There is loads of grey-literature available – referring to the same pilot projects and problem statements regarding smart cities on a quite generic level. Besides – same applies when I visit conferences! On the academic side there are papers on segment specific solutions from a technological and governmental standpoint. Well, therefore it is true that – so far – I havn’t found literature that exactly covers my approach: looking at Smart Cities from an industry perspective.
Job done? No, by far not – illusion is taken!
Prof. Rob Dekkers of UWS started a seminar (via Skype – quite cool way of educating actually) on “Structured Literature Review” that I visit. Wow! That is a science of its own! And it took the illusion “There is no literature in my area – review done!” Forget it! If you want to bring light to the darkness and don’t have a floodlight by hand start lighting some matches! Sounds like an awfull lot of work!
How to make sure the PhD is finished before retirement?
As I look at the business environment Smart City and its impact on technology providers there are all sorts of topics involved. Never in two lives will I be able to read all the good stuff out there! Especially when I summarize and synthesise all I read. Where shall I start? How do I know what literature is relevant? What if I miss core information? And last but not least: When is it enough?
Well, I learnt that it is key to circle the topic.
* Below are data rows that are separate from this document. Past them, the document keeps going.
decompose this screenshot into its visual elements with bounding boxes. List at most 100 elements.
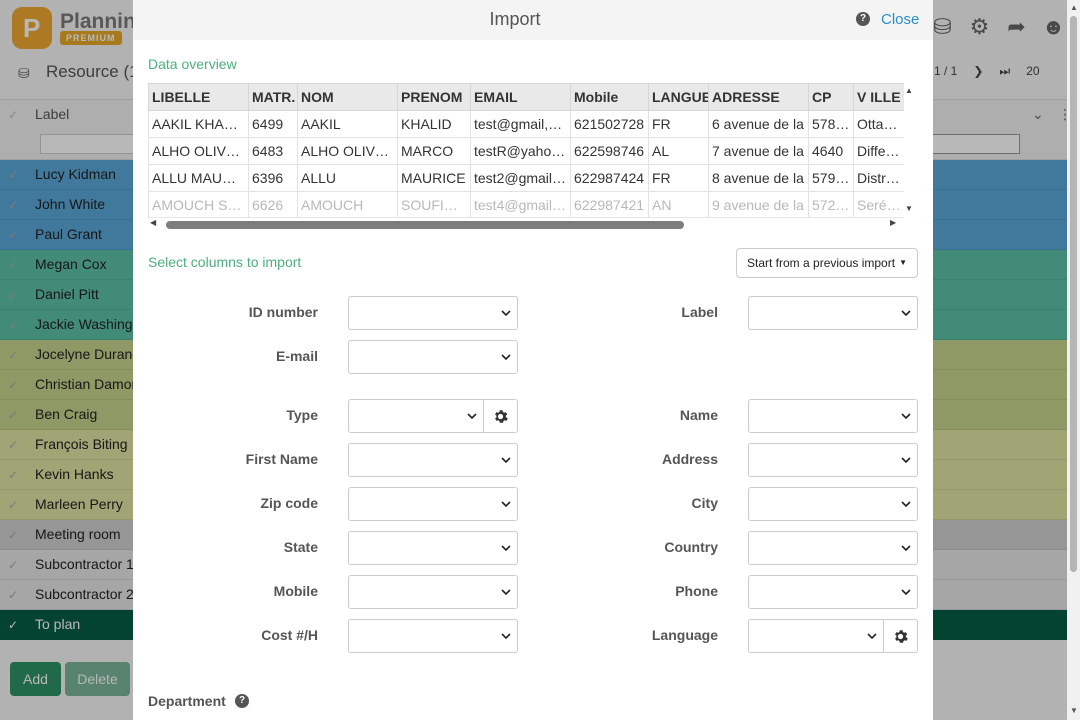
grid-cell: 8 avenue de la [708, 164, 809, 192]
name-label: Name [679, 407, 718, 423]
type-label: Type [286, 407, 318, 423]
grid-cell: AAKIL KHALID [148, 110, 249, 138]
grid-horizontal-scrollbar[interactable]: ◀ ▶ [148, 218, 900, 230]
grid-column-header: LIBELLE [148, 83, 249, 111]
chevron-down-icon [501, 457, 511, 464]
grid-cell: Serémange [853, 191, 904, 217]
phone-select[interactable] [748, 575, 918, 609]
country-label: Country [664, 539, 718, 555]
cost-select[interactable] [348, 619, 518, 653]
page-scroll-thumb[interactable] [1070, 16, 1077, 572]
email-select[interactable] [348, 340, 518, 374]
grid-cell: Differdange [853, 137, 904, 165]
grid-cell: AMOUCH [297, 191, 398, 217]
grid-cell: KHALID [397, 110, 471, 138]
language-settings-button[interactable] [884, 619, 918, 653]
chevron-down-icon [901, 589, 911, 596]
chevron-down-icon [501, 354, 511, 361]
grid-cell: AAKIL [297, 110, 398, 138]
grid-cell: test@gmail,com [470, 110, 571, 138]
first-name-select[interactable] [348, 443, 518, 477]
country-select[interactable] [748, 531, 918, 565]
language-select[interactable] [748, 619, 884, 653]
grid-cell: AL [648, 137, 709, 165]
import-modal: Import ? Close Data overview LIBELLE MATR… [133, 0, 933, 720]
grid-cell: 6499 [248, 110, 298, 138]
chevron-down-icon [501, 310, 511, 317]
grid-cell: Ottange [853, 110, 904, 138]
city-select[interactable] [748, 487, 918, 521]
grid-cell: 6396 [248, 164, 298, 192]
state-select[interactable] [348, 531, 518, 565]
grid-column-header: MATR. [248, 83, 298, 111]
type-select[interactable] [348, 399, 484, 433]
scroll-down-icon[interactable]: ▼ [1070, 706, 1078, 715]
grid-cell: 57290 [808, 191, 854, 217]
page-scrollbar[interactable]: ▲ ▼ [1067, 0, 1080, 720]
grid-cell: 6626 [248, 191, 298, 217]
modal-title: Import [489, 9, 541, 29]
grid-column-header: NOM [297, 83, 398, 111]
id-number-label: ID number [248, 304, 318, 320]
select-columns-heading: Select columns to import [148, 254, 302, 270]
grid-cell: 622987424 [570, 164, 649, 192]
grid-cell: 4640 [808, 137, 854, 165]
city-label: City [691, 495, 718, 511]
chevron-down-icon [901, 457, 911, 464]
grid-row: ALHO OLIVEIRA 6483 ALHO OLIVEIRA MARCO testR… [148, 137, 904, 165]
grid-cell: 6483 [248, 137, 298, 165]
department-help-icon[interactable]: ? [235, 694, 249, 708]
grid-cell: AMOUCH SOUFIANE [148, 191, 249, 217]
scroll-left-icon[interactable]: ◀ [150, 218, 156, 227]
chevron-down-icon [901, 545, 911, 552]
data-overview-heading: Data overview [148, 56, 237, 72]
grid-cell: 57925 [808, 164, 854, 192]
type-settings-button[interactable] [484, 399, 518, 433]
grid-column-header: LANGUE [648, 83, 709, 111]
previous-import-dropdown[interactable]: Start from a previous import ▼ [736, 248, 918, 278]
email-label: E-mail [275, 348, 318, 364]
grid-cell: SOUFIANE [397, 191, 471, 217]
gear-icon [495, 410, 508, 423]
grid-cell: 9 avenue de la [708, 191, 809, 217]
grid-cell: ALHO OLIVEIRA [148, 137, 249, 165]
department-label: Department [148, 693, 226, 709]
caret-down-icon: ▼ [899, 258, 907, 267]
close-button[interactable]: Close [881, 11, 919, 28]
scroll-up-icon[interactable]: ▲ [905, 86, 913, 95]
chevron-down-icon [501, 589, 511, 596]
zip-code-select[interactable] [348, 487, 518, 521]
chevron-down-icon [901, 413, 911, 420]
label-select[interactable] [748, 296, 918, 330]
grid-cell: ALLU [297, 164, 398, 192]
phone-label: Phone [675, 583, 718, 599]
scroll-right-icon[interactable]: ▶ [890, 218, 896, 227]
id-number-select[interactable] [348, 296, 518, 330]
scroll-up-icon[interactable]: ▲ [1070, 3, 1078, 12]
scroll-thumb[interactable] [166, 221, 684, 229]
chevron-down-icon [501, 501, 511, 508]
help-icon[interactable]: ? [856, 12, 870, 26]
grid-column-header: PRENOM [397, 83, 471, 111]
modal-header: Import ? Close [133, 0, 933, 40]
name-select[interactable] [748, 399, 918, 433]
grid-vertical-scrollbar[interactable]: ▲ ▼ [905, 86, 915, 213]
grid-column-header: Mobile [570, 83, 649, 111]
grid-column-header: V ILLE [853, 83, 904, 111]
grid-row: AAKIL KHALID 6499 AAKIL KHALID test@gmail,co… [148, 110, 904, 138]
first-name-label: First Name [245, 451, 318, 467]
state-label: State [283, 539, 318, 555]
label-label: Label [681, 304, 718, 320]
address-label: Address [661, 451, 718, 467]
previous-import-label: Start from a previous import [747, 256, 896, 270]
chevron-down-icon [501, 545, 511, 552]
grid-cell: 621502728 [570, 110, 649, 138]
data-overview-grid: LIBELLE MATR. NOM PRENOM EMAIL Mobile LANGUE AD… [148, 83, 904, 218]
address-select[interactable] [748, 443, 918, 477]
chevron-down-icon [867, 633, 877, 640]
grid-cell: 6 avenue de la [708, 110, 809, 138]
grid-cell: 7 avenue de la [708, 137, 809, 165]
mobile-select[interactable] [348, 575, 518, 609]
scroll-down-icon[interactable]: ▼ [905, 204, 913, 213]
chevron-down-icon [467, 413, 477, 420]
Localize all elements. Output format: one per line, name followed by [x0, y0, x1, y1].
I need to translate the topic into focussed questions and define parameters, generate keywords. Then conduct search, obtain information, evaluate, draft the hypothesis, redefine parameters, refine keywords, search, obtain, evaluate again…. and keep on circling until I am finally able to nail the topic down.
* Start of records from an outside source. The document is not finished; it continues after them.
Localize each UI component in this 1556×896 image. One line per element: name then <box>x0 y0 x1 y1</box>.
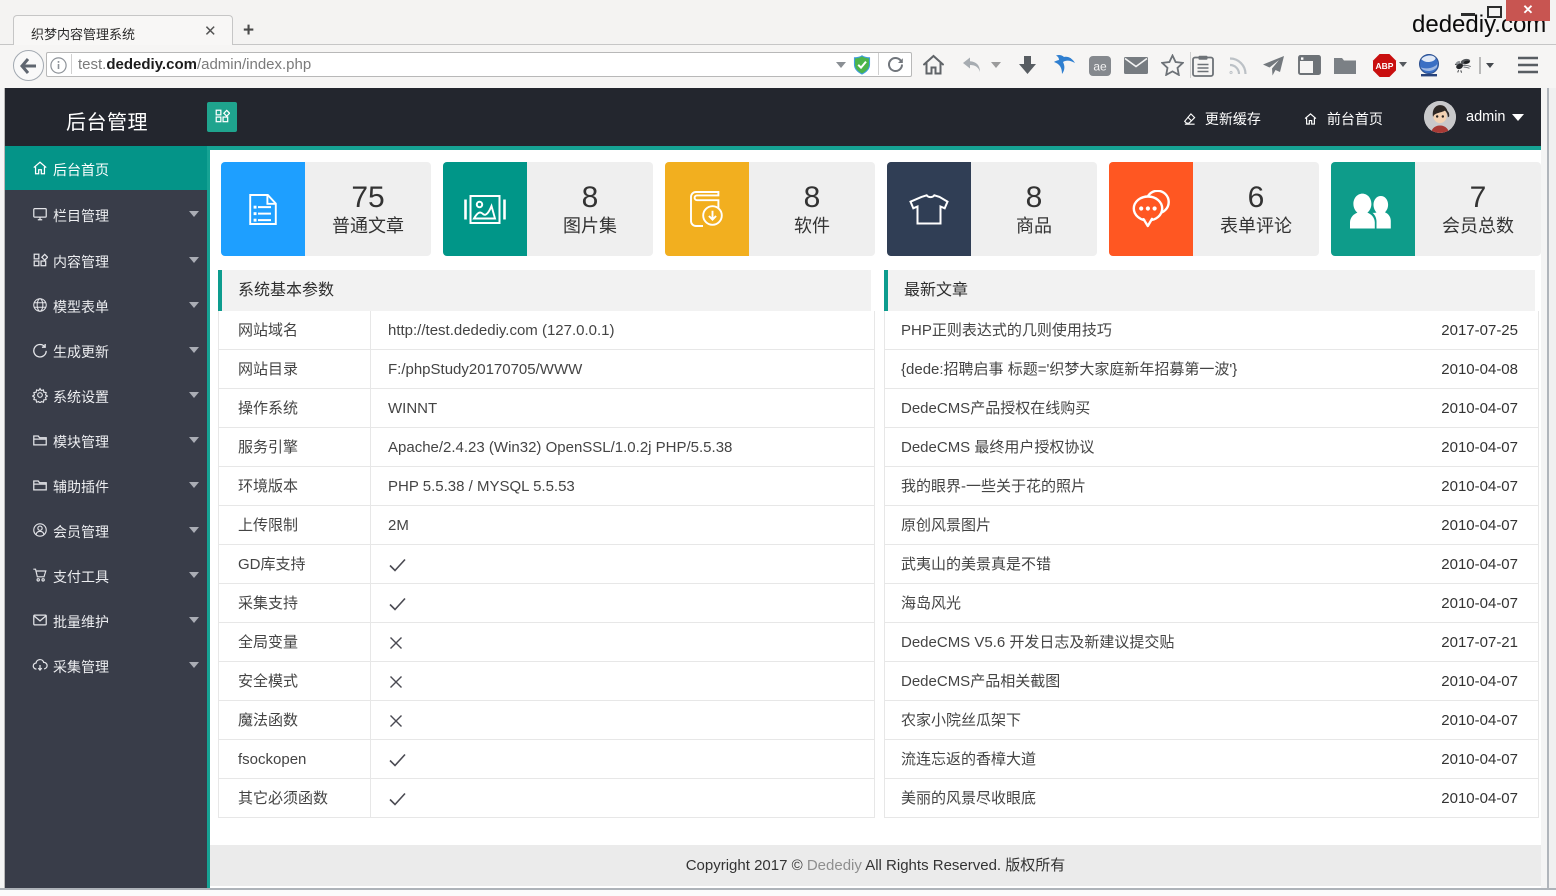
svg-text:ABP: ABP <box>1376 61 1394 71</box>
svg-text:ae: ae <box>1093 60 1107 74</box>
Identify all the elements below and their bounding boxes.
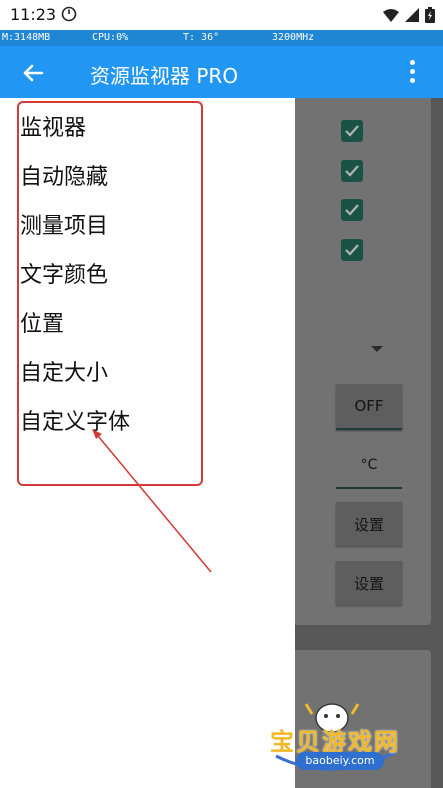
annotation-arrow [92, 429, 212, 573]
watermark-url: baobeiy.com [296, 752, 384, 770]
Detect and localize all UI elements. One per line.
To quote from the seminar “Clearly framed questions ‘guide much of the review process including strategies for locating and selecting studies or data, for critically appraising their relevance and validity, and for analysing variation among their results’ (Higgins & Green 2008 (Cochrane Handbook))”
So the literature review outlines my point of departure. It is my foundation a) from which I develop own insights and arguments and b) that supports my findings.
But how make I sure that the (academic) reference is relevant?
So far I thought reading textbooks is a reliable source of information. Too blund again…
Content acknowledged by others an of course state-of-the-art is one thing to look at. Structure is the other but credibility is key! I learnt, that chapters edited books are more trustworthy than textbooks. The chapters are nearly as much peer-reviewed as academic papers.
So I focus now on publications in journals, chapter edited books, monographs, reports by really recognized institutions.
Where to find relevant and trustworthy literature?
Well, as much as I love google, definitely not there. I was also a fan of Springer Link, but just learnt to be aware that this source might not cover all relevant information.
So I will familiarize myself with Google Scholar, Scopus and ABI-Inform now.
As the search output will probably still be huge I was quite impressed to learn about lists that rank journals according to relevance. Great!
We also learnt about search techniques… but that will be topic for another post 😉
I think the “Delphi Survey” could be a helpful method for my approach. Let’s see!